The facts that modulation was distributed across the laminae within each area, and that extragranular modulation began as early as, or earlier than, that in lamina 4, strongly support a feedback model of attentional modulation. That is, the spatiotemporal profile of modulation fits with the pattern of feedback, rather than feedforward corticocortical connectivity (Rockland and Pandya, 1979; Felleman and Van Essen, 1991
). This is particularly clear for V1, the area whose laminar activation profile is best documented by physiological studies (Mitzdorf and Singer, 1979
; Kraut et al., 1985
; Schroeder et al., 1990, 1991
Schroeder et al., 1995, 1997
, 1998
; Maunsell and Gibson, 1992
; Lamme et al., 1993
; Givre et al., 1994
, 1995
). In V1 sites displaying attentional modulation (60% of the sample), the largest effects had extremely long latencies (>200 ms) and either a bilaminar or superficial laminar distribution (Felleman and Van Essen, 1991
). In both cases, the pattern of modulation clearly excluded the initial lamina 4c response, consistent with the lack of attentional modulation in LGN. This agrees with an earlier conclusion by Clark and Hillyard (Clark, 1996) based on human ERP recordings. The fact that the latency of attentional modulation increases progressively over successively lower stages of the hierarchy (i.e. from V4 to V2 to V1), also supports a feedback model. Because feedback projections originate, as well as terminate in the extragranular laminae, attention effects in V4 are in a position to contribute to modulation in V2 and the same for V2 relative to V1.
Physiology of Attentional Modulation
The laminar profile of current sources and sinks, along with the associated MUA, outlines a characteristic activation sequence elicited by an irrelevant stimulus. In V1 and V2, this consists of excitatory responses, initially in and near the position of lamina 4, and later in the upper and lower laminae. The same sequence is observed in V4, with the exception that a brief period (~15 ms) of activity depression often precedes initial excitation at the depth of lamina 4 (Givre et al., 1994; Schroeder et al., 1998
). In all areas, initial excitatory responses are followed by a period of net local hyperpolarization, which appears to limit the excitatory response. The size of the postresponse hyperpolarization and its obligatory linkage to the excitatory response driven by irrelevant stimuli is consistent with the view that perceptual suppression of irrelevant stimuli is a passive consequence of cortical physiology. From this perspective, the net response in cortical ensembles is essentially conservative, due to processes such as afterhyperpolarization and synaptically mediated inhibition. Thus, the net amplitude of the response to any stimulus, and presumably its perceptual salience, would be limited by postresponse refractory/inhibitory processes. Although derived from intermodal selective attention, the basic observation is consistent with the hypothesis that spatial selective attention modulates by reducing the mutual inhibition between competing stimuli in the receptive field (Desimone, 1995).
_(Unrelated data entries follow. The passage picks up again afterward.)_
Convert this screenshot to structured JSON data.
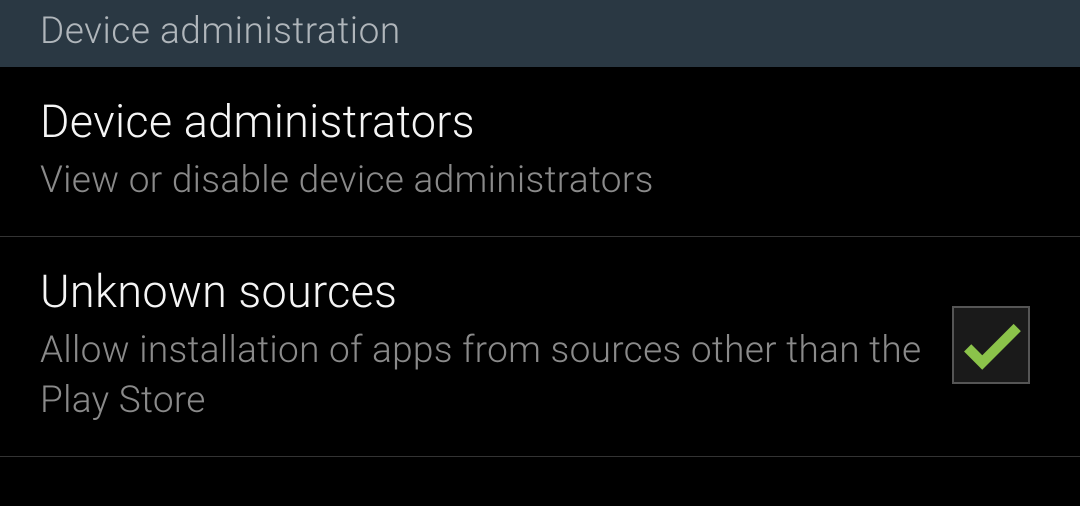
{
  "section": {
    "header": "Device administration"
  },
  "items": [
    {
      "title": "Device administrators",
      "subtitle": "View or disable device administrators"
    },
    {
      "title": "Unknown sources",
      "subtitle": "Allow installation of apps from sources other than the Play Store",
      "checked": true
    }
  ],
  "colors": {
    "checkmark": "#8bc34a"
  }
}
Attention's main effect in V2 and V4 is to reduce or eliminate the net hyperpolarization that follows net local excitation, increasing both the amplitude and duration of the excitatory response. This is clearly consistent with the phenomenology of attention, in that the resulting enhancement of visually evoked responses should contribute to the selective enhancement in the perceptual salience of relevant stimuli. There are at least two broad possibilities regarding the local mechanisms through which this is accomplished. First, attention-induced activity in feedback projections could produce direct enhancement of excitatory responses to visual stimuli, within each processing stage. Alternatively, attention-induced feedback could, through a series of interneurons, produce disinhibition. We favor the first, direct excitation, as a principal cellular mechanism for the effects we observe at the ensemble level. First, it is consistent with the widely recognized fact that most corticocortical connections, including descending ones, are excitatory. Second, based on studies of rat visual cortex, ~90% of feedback afferents target parvalbumin-negative (non-GABAergic) neurons (Gonchar, 1999). Third, while in feedforward connections, excitation is balanced or dominated by inhibition; in feedback connections, the reverse is true (Shao, 1995). According to Shao and Burkhalter (Shao, 1999), when forward and feedback inputs are simultaneously active, feedback inputs can provide polysynaptic excitation that can offset slow IPSPs evoked by forward inputs. Such feedback excitation may or may not be equivalent to locally induced disinhibition (Schroeder et al., 1997), but in any case, it provides a mechanism for amplifying afferent signals in lower areas (Shao, 1999).
The physiology of attention effects in V1 is difficult to define because the effects are small to moderate in amplitude, they occur within a subset of V1 sites, and the CSD modulation is not associated with a detectable modulation of action potential rates. The fact that attentional modulation was never detected in thalamocortical input activity in lamina 4c (n = 40), or in the LGN (n = 5) helps to control for the possibility that V1 effects result from a failure to equate retinal stimulation across attend and ignore conditions in our paradigm. The CSD effects in V1 appear to reflect a top-down modulation of neuronal excitability, but at present its physiological significance remains obscure.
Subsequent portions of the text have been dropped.